The Class table now wouldn't have any Race column at all. If you want information about the races a class supports, you would have to query the ClassToRace table to get all the rows that match ClassId, which will give you the RaceId of each race that ClassId supports.
I already have a Race table so this is why I thought it would be the most correct way to relate the two.
It won't display as nicely as the snippet you posted in the SQL program, but is that really going to matter? It seems more likely to me that all you really want is the information, which your application will use as it sees fit. And you application can display the information however it likes. You shouldn't be making database design decisions based on how SQL displays the information, because that's largely irrelevant to your needs.
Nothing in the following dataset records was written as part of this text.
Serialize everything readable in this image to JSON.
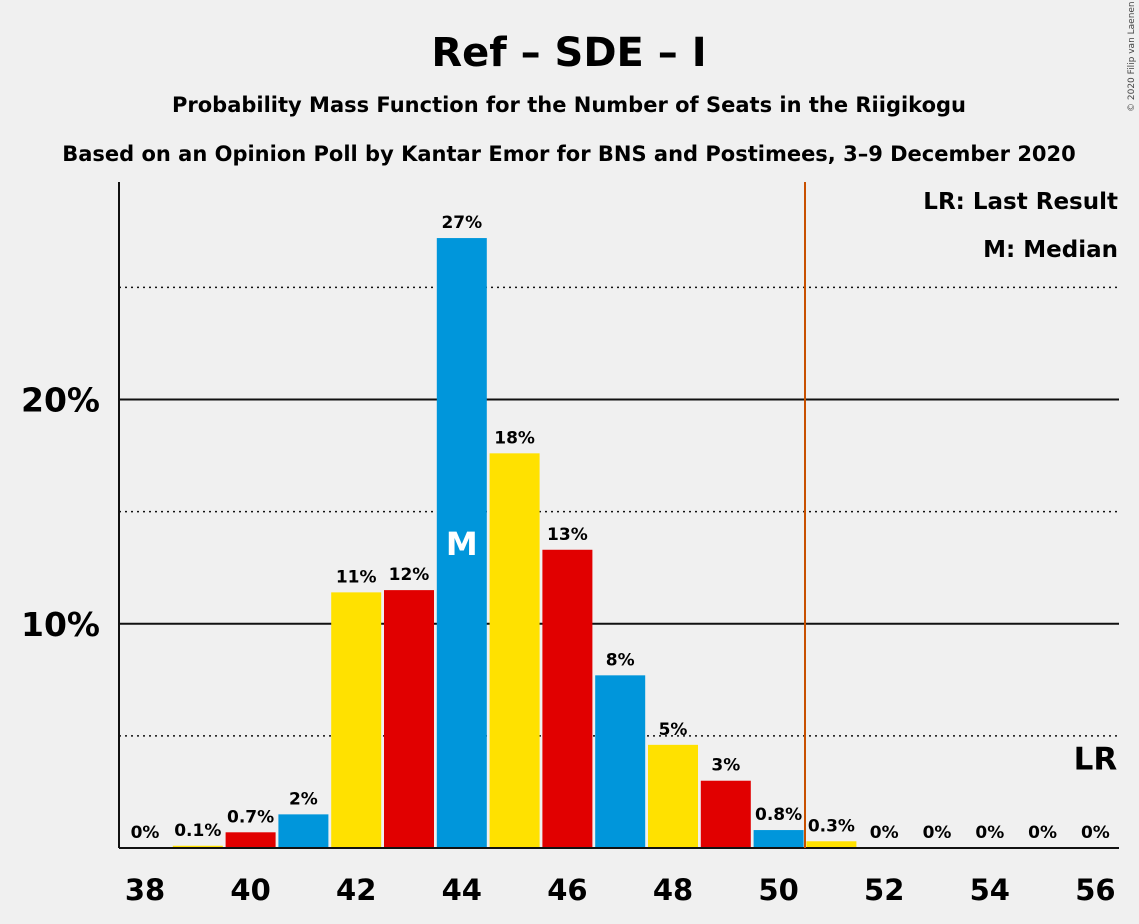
{
  "copyright": "© 2020 Filip van Laenen",
  "chart_data": {
    "type": "bar",
    "title": "Ref – SDE – I",
    "subtitle": "Probability Mass Function for the Number of Seats in the Riigikogu",
    "source": "Based on an Opinion Poll by Kantar Emor for BNS and Postimees, 3–9 December 2020",
    "x": [
      38,
      39,
      40,
      41,
      42,
      43,
      44,
      45,
      46,
      47,
      48,
      49,
      50,
      51,
      52,
      53,
      54,
      55,
      56
    ],
    "values": [
      0,
      0.1,
      0.7,
      1.5,
      11.4,
      11.5,
      27.2,
      17.6,
      13.3,
      7.7,
      4.6,
      3.0,
      0.8,
      0.3,
      0,
      0,
      0,
      0,
      0
    ],
    "labels": [
      "0%",
      "0.1%",
      "0.7%",
      "2%",
      "11%",
      "12%",
      "27%",
      "18%",
      "13%",
      "8%",
      "5%",
      "3%",
      "0.8%",
      "0.3%",
      "0%",
      "0%",
      "0%",
      "0%",
      "0%"
    ],
    "colors": [
      "#0096DB",
      "#FFE100",
      "#E10000"
    ],
    "x_tick_labels": [
      "38",
      "40",
      "42",
      "44",
      "46",
      "48",
      "50",
      "52",
      "54",
      "56"
    ],
    "y_tick_labels": [
      "10%",
      "20%"
    ],
    "ylim": [
      0,
      29.7
    ],
    "y_major_gridlines": [
      10,
      20
    ],
    "y_minor_gridlines": [
      5,
      15,
      25
    ],
    "median_seat": 44,
    "median_label": "M",
    "last_result_seat": 56,
    "last_result_label": "LR",
    "majority_line_x": 50.5,
    "majority_line_color": "#C85000",
    "legend": [
      "LR: Last Result",
      "M: Median"
    ],
    "legend_position": "top-right",
    "grid": true
  }
}
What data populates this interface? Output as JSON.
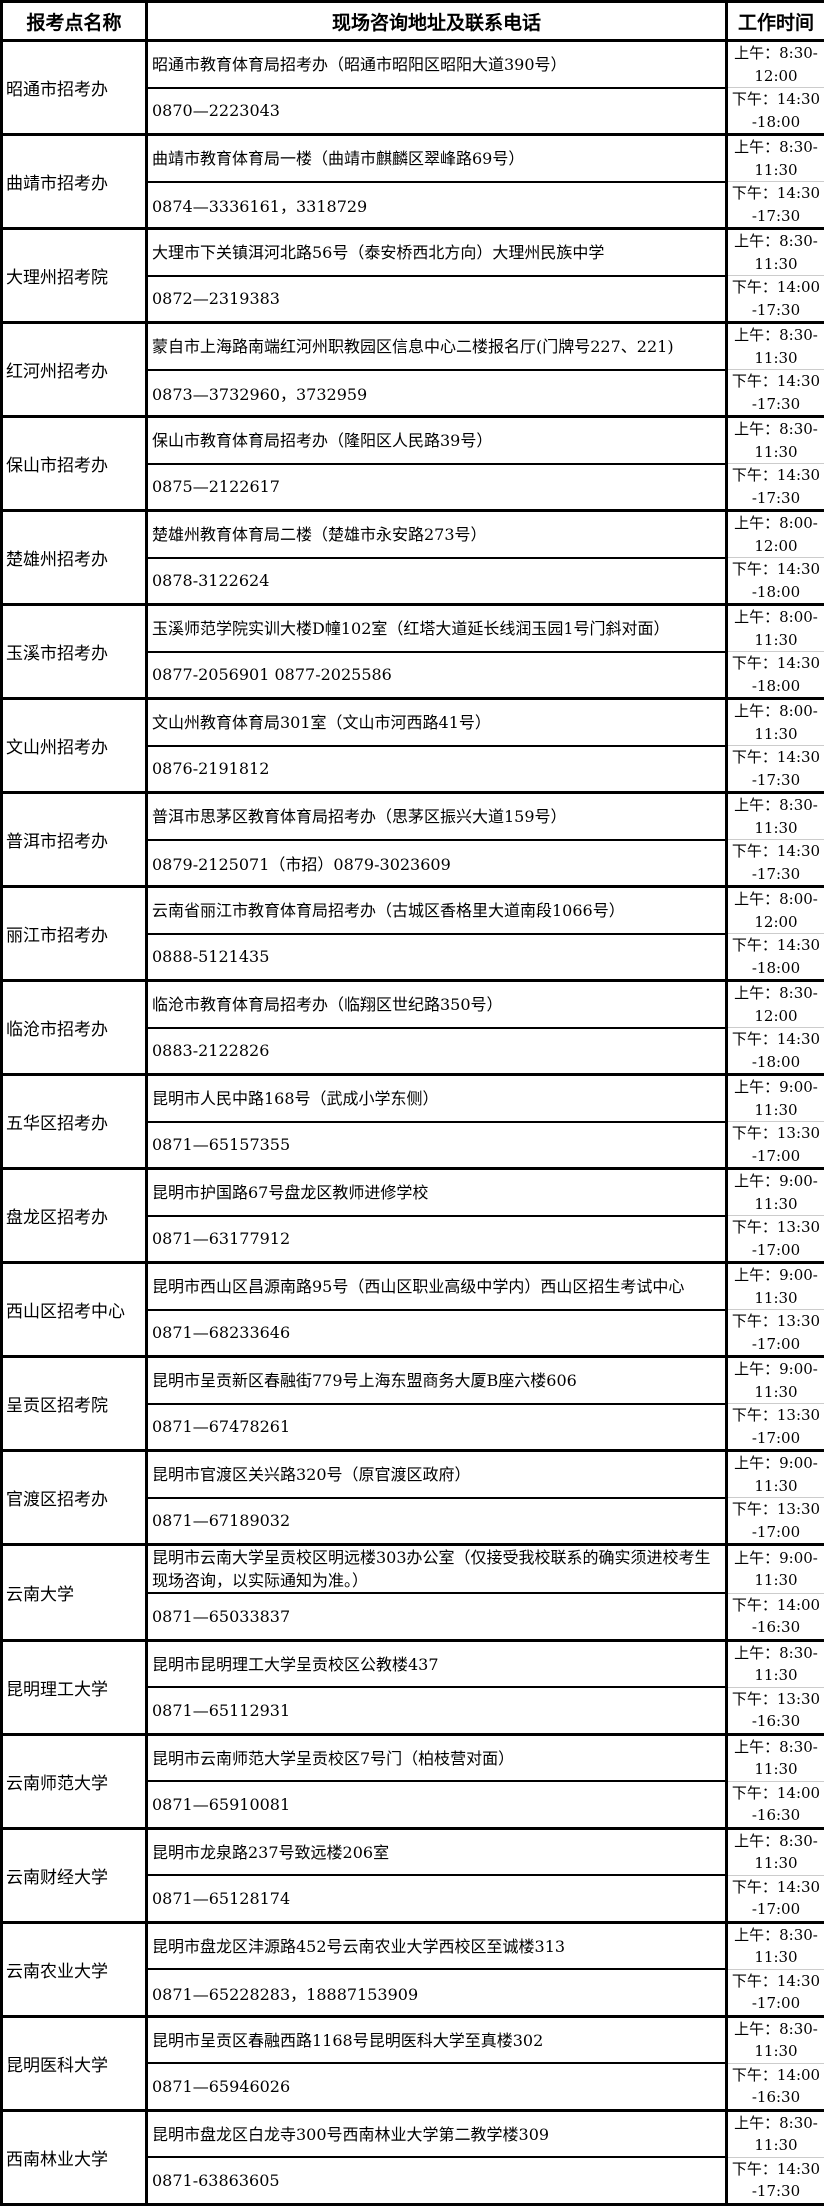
{
  "headers": {
    "name": "报考点名称",
    "address": "现场咨询地址及联系电话",
    "time": "工作时间"
  },
  "rows": [
    {
      "name": "昭通市招考办",
      "address": "昭通市教育体育局招考办（昭通市昭阳区昭阳大道390号）",
      "phone": "0870—2223043",
      "am": "上午：8:30-12:00",
      "pm": "下午：14:30-18:00"
    },
    {
      "name": "曲靖市招考办",
      "address": "曲靖市教育体育局一楼（曲靖市麒麟区翠峰路69号）",
      "phone": "0874—3336161，3318729",
      "am": "上午：8:30-11:30",
      "pm": "下午：14:30-17:30"
    },
    {
      "name": "大理州招考院",
      "address": "大理市下关镇洱河北路56号（泰安桥西北方向）大理州民族中学",
      "phone": "0872—2319383",
      "am": "上午：8:30-11:30",
      "pm": "下午：14:00-17:30"
    },
    {
      "name": "红河州招考办",
      "address": "蒙自市上海路南端红河州职教园区信息中心二楼报名厅(门牌号227、221)",
      "phone": "0873—3732960，3732959",
      "am": "上午：8:30-11:30",
      "pm": "下午：14:30-17:30"
    },
    {
      "name": "保山市招考办",
      "address": "保山市教育体育局招考办（隆阳区人民路39号）",
      "phone": "0875—2122617",
      "am": "上午：8:30-11:30",
      "pm": "下午：14:30-17:30"
    },
    {
      "name": "楚雄州招考办",
      "address": "楚雄州教育体育局二楼（楚雄市永安路273号）",
      "phone": "0878-3122624",
      "am": "上午：8:00-12:00",
      "pm": "下午：14:30-18:00"
    },
    {
      "name": "玉溪市招考办",
      "address": "玉溪师范学院实训大楼D幢102室（红塔大道延长线润玉园1号门斜对面）",
      "phone": "0877-2056901  0877-2025586",
      "am": "上午：8:00-11:30",
      "pm": "下午：14:30-18:00"
    },
    {
      "name": "文山州招考办",
      "address": "文山州教育体育局301室（文山市河西路41号）",
      "phone": "0876-2191812",
      "am": "上午：8:00-11:30",
      "pm": "下午：14:30-17:30"
    },
    {
      "name": "普洱市招考办",
      "address": "普洱市思茅区教育体育局招考办（思茅区振兴大道159号）",
      "phone": "0879-2125071（市招）0879-3023609",
      "am": "上午：8:30-11:30",
      "pm": "下午：14:30-17:30"
    },
    {
      "name": "丽江市招考办",
      "address": "云南省丽江市教育体育局招考办（古城区香格里大道南段1066号）",
      "phone": "0888-5121435",
      "am": "上午：8:00-12:00",
      "pm": "下午：14:30-18:00"
    },
    {
      "name": "临沧市招考办",
      "address": "临沧市教育体育局招考办（临翔区世纪路350号）",
      "phone": "0883-2122826",
      "am": "上午：8:30-12:00",
      "pm": "下午：14:30-18:00"
    },
    {
      "name": "五华区招考办",
      "address": "昆明市人民中路168号（武成小学东侧）",
      "phone": "0871—65157355",
      "am": "上午：9:00-11:30",
      "pm": "下午：13:30-17:00"
    },
    {
      "name": "盘龙区招考办",
      "address": "昆明市护国路67号盘龙区教师进修学校",
      "phone": "0871—63177912",
      "am": "上午：9:00-11:30",
      "pm": "下午：13:30-17:00"
    },
    {
      "name": "西山区招考中心",
      "address": "昆明市西山区昌源南路95号（西山区职业高级中学内）西山区招生考试中心",
      "phone": "0871—68233646",
      "am": "上午：9:00-11:30",
      "pm": "下午：13:30-17:00"
    },
    {
      "name": "呈贡区招考院",
      "address": "昆明市呈贡新区春融街779号上海东盟商务大厦B座六楼606",
      "phone": "0871—67478261",
      "am": "上午：9:00-11:30",
      "pm": "下午：13:30-17:00"
    },
    {
      "name": "官渡区招考办",
      "address": "昆明市官渡区关兴路320号（原官渡区政府）",
      "phone": "0871—67189032",
      "am": "上午：9:00-11:30",
      "pm": "下午：13:30-17:00"
    },
    {
      "name": "云南大学",
      "address": "昆明市云南大学呈贡校区明远楼303办公室（仅接受我校联系的确实须进校考生现场咨询，以实际通知为准。）",
      "phone": "0871—65033837",
      "am": "上午：9:00-11:30",
      "pm": "下午：14:00-16:30"
    },
    {
      "name": "昆明理工大学",
      "address": "昆明市昆明理工大学呈贡校区公教楼437",
      "phone": "0871—65112931",
      "am": "上午：8:30-11:30",
      "pm": "下午：13:30-16:30"
    },
    {
      "name": "云南师范大学",
      "address": "昆明市云南师范大学呈贡校区7号门（柏枝营对面）",
      "phone": "0871—65910081",
      "am": "上午：8:30-11:30",
      "pm": "下午：14:00-16:30"
    },
    {
      "name": "云南财经大学",
      "address": "昆明市龙泉路237号致远楼206室",
      "phone": "0871—65128174",
      "am": "上午：8:30-11:30",
      "pm": "下午：14:30-17:00"
    },
    {
      "name": "云南农业大学",
      "address": "昆明市盘龙区沣源路452号云南农业大学西校区至诚楼313",
      "phone": "0871—65228283，18887153909",
      "am": "上午：8:30-11:30",
      "pm": "下午：14:30-17:00"
    },
    {
      "name": "昆明医科大学",
      "address": "昆明市呈贡区春融西路1168号昆明医科大学至真楼302",
      "phone": "0871—65946026",
      "am": "上午：8:30-11:30",
      "pm": "下午：14:00-16:30"
    },
    {
      "name": "西南林业大学",
      "address": "昆明市盘龙区白龙寺300号西南林业大学第二教学楼309",
      "phone": "0871-63863605",
      "am": "上午：8:30-11:30",
      "pm": "下午：14:30-17:30"
    }
  ]
}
At this point I am still in the process of converting from CSV files dumped from spreadsheets. First I am reading the CSV file and then dumping from sqlite3 as an SQL script so that I can edit the definitions and then read them back in as complete tables.
I'm thinking the database is essentially static while my program is running (I have a main-memory array-based database system for in-game entities). But as it is a work in progress I will still be making changes to the database outside of the application.
So, is this a bad thing? I wanted a more regularized representation than a spreadsheet. And it's more natural for me to be able to edit database files from the command-line.
There is a set of 'best practices' for architecting databases, called Database Normalization. You don't necessarily have to follow all of the guidelines, but at least it will give you some ideas and insight that you can apply if you want to.
Thanks for this. SQL has been harder for me to learn than programming languages because it seems like resources are less centralized, so more resources on general design topics are great for me right now.
This has terrible performance. It is an unindexed query. This means that you are reading your entire table every time you retrieve a line.
select * from Class where Race like '%Elf%';
If you ever want to make the "who is an elf" query, you should definetly normalize your database.
Is it going to matter if a table has only between 3 and say, 500 rows?
Edit: The database is more for character creation. Player chooses a Race, next screen might list the Classes that are available to that race. But this database is not the in-game entity database.
Edited by PrestoChung, 14 December 2013 - 02:20 PM.